Un hombre presentó una demanda para solicitar la extinción de la patria potestad sobre sus hijos menores por su mal comportamiento con amenazas de muerte al padre, partes médicos de intoxicaciones por consumo de drogas por los mismos menores, absentismo escolar, enfermedad grave del padre que le impide trabajar y que de hecho los menores no se encuentran con la madre que no los quiere en su casa y viven con la abuela materna de unos 80 años. La Sentencia de la Audiencia Provincial de Palma 387/2018, de 3 de diciembre, confirmó la desestimación de la demanda indicada, ya que “la ley prevé es la privación de la patria potestad o de su ejercicio cuando concurran los motivos legales y graves que deben afectar, no al comportamiento de los hijos, sino del progenitor y en aras precisamente a salvaguardar su interés”, debiendo “estar basada en causas excepcionales, bien por impedir, de hecho, tal ejercicio, bien por afectar de forma grave al menor (Art. 170 C. Civil), en cuanto perjudique seriamente su formación integral, con incumplimientos de entidad de los deberes que se entrelazan con los derechos definidores de la función reguladora en el contexto de preceptos indicado”. Este razonamiento es lógico atendiendo al artículo 6 del Código Civil, que indica que “La exclusión voluntaria de la ley aplicable y la renuncia a los derechos en ella reconocidos sólo serán válidas cuando no contraríen el interés o el orden público ni perjudiquen a terceros”, incluyendo el orden público la imposibilidad de renunciar a la patria potestad, cuyo ejercicio solo puede restringirse por las reglas del artículo 170 del Código Civil, citado en la sentencia señalada.

 

La Ley 26/2015, de 28 de julio, de modificación del sistema de protección a la infancia y a la adolescencia, introdujo en la Ley Orgánica 1/1996, de 15 de enero, de Protección Jurídica del Menor, varios preceptos sobre los deberes de los menores.
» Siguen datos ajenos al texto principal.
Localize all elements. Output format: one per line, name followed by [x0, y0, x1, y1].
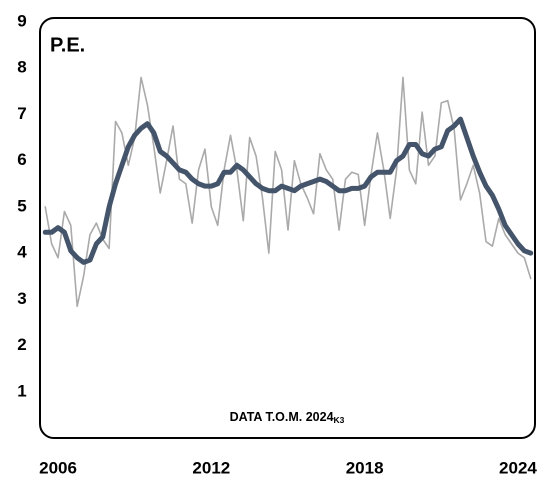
- plot-area: [42, 76, 534, 308]
- x-tick-label: 2024: [499, 458, 537, 477]
- x-tick-label: 2018: [346, 458, 384, 477]
- y-tick-label: 4: [17, 243, 27, 262]
- y-tick-label: 9: [17, 11, 26, 30]
- y-tick-label: 3: [17, 289, 26, 308]
- annotation-text: DATA T.O.M. 2024: [230, 410, 334, 424]
- y-tick-label: 5: [17, 196, 26, 215]
- y-tick-label: 8: [17, 58, 26, 77]
- annotation: DATA T.O.M. 2024K3: [230, 410, 345, 425]
- series-line: [44, 76, 532, 308]
- y-tick-label: 1: [17, 381, 26, 400]
- series-line: [42, 116, 534, 265]
- y-tick-label: 2: [17, 335, 26, 354]
- x-tick-label: 2012: [192, 458, 230, 477]
- y-tick-label: 6: [17, 150, 26, 169]
- annotation-sub: K3: [334, 415, 345, 425]
- plot-frame: [39, 17, 536, 439]
- chart-title: P.E.: [50, 34, 85, 56]
- y-tick-label: 7: [17, 104, 26, 123]
- x-tick-label: 2006: [39, 458, 77, 477]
Uno de los artículos implantados en la nueva normativa establece que “Los menores deben participar en la vida familiar respetando a sus progenitores y hermanos así como a otros familiares”, pero ese precepto no es de fácil aplicación, ya que su incumplimiento no genera consecuencias negativas para el menor.

 

El Código Civil regula una opción para aquellos progenitores que no puedan convivir con sus hijos. Cuando los progenitores o tutores, por circunstancias graves y transitorias debidamente acreditadas, no puedan cuidar al menor, podrán solicitar de una entidad pública competente que la misma asuma su guarda durante el tiempo necesario. El problema es que el plazo no podrá exceder de dos años, aunque, excepcionalmente, se acordará la prórroga de las medidas si el interés superior del menor lo aconseja.

 

Emilio Calatayud, en un artículo, dice que “el legislador podía empezar a plantearse la posibilidad de modificar la ley para renunciar a la patria potestad”. No le falta razón, dadas las circunstancias actuales y la existencia de casos en los que los menores destrozan la vida de sus padres.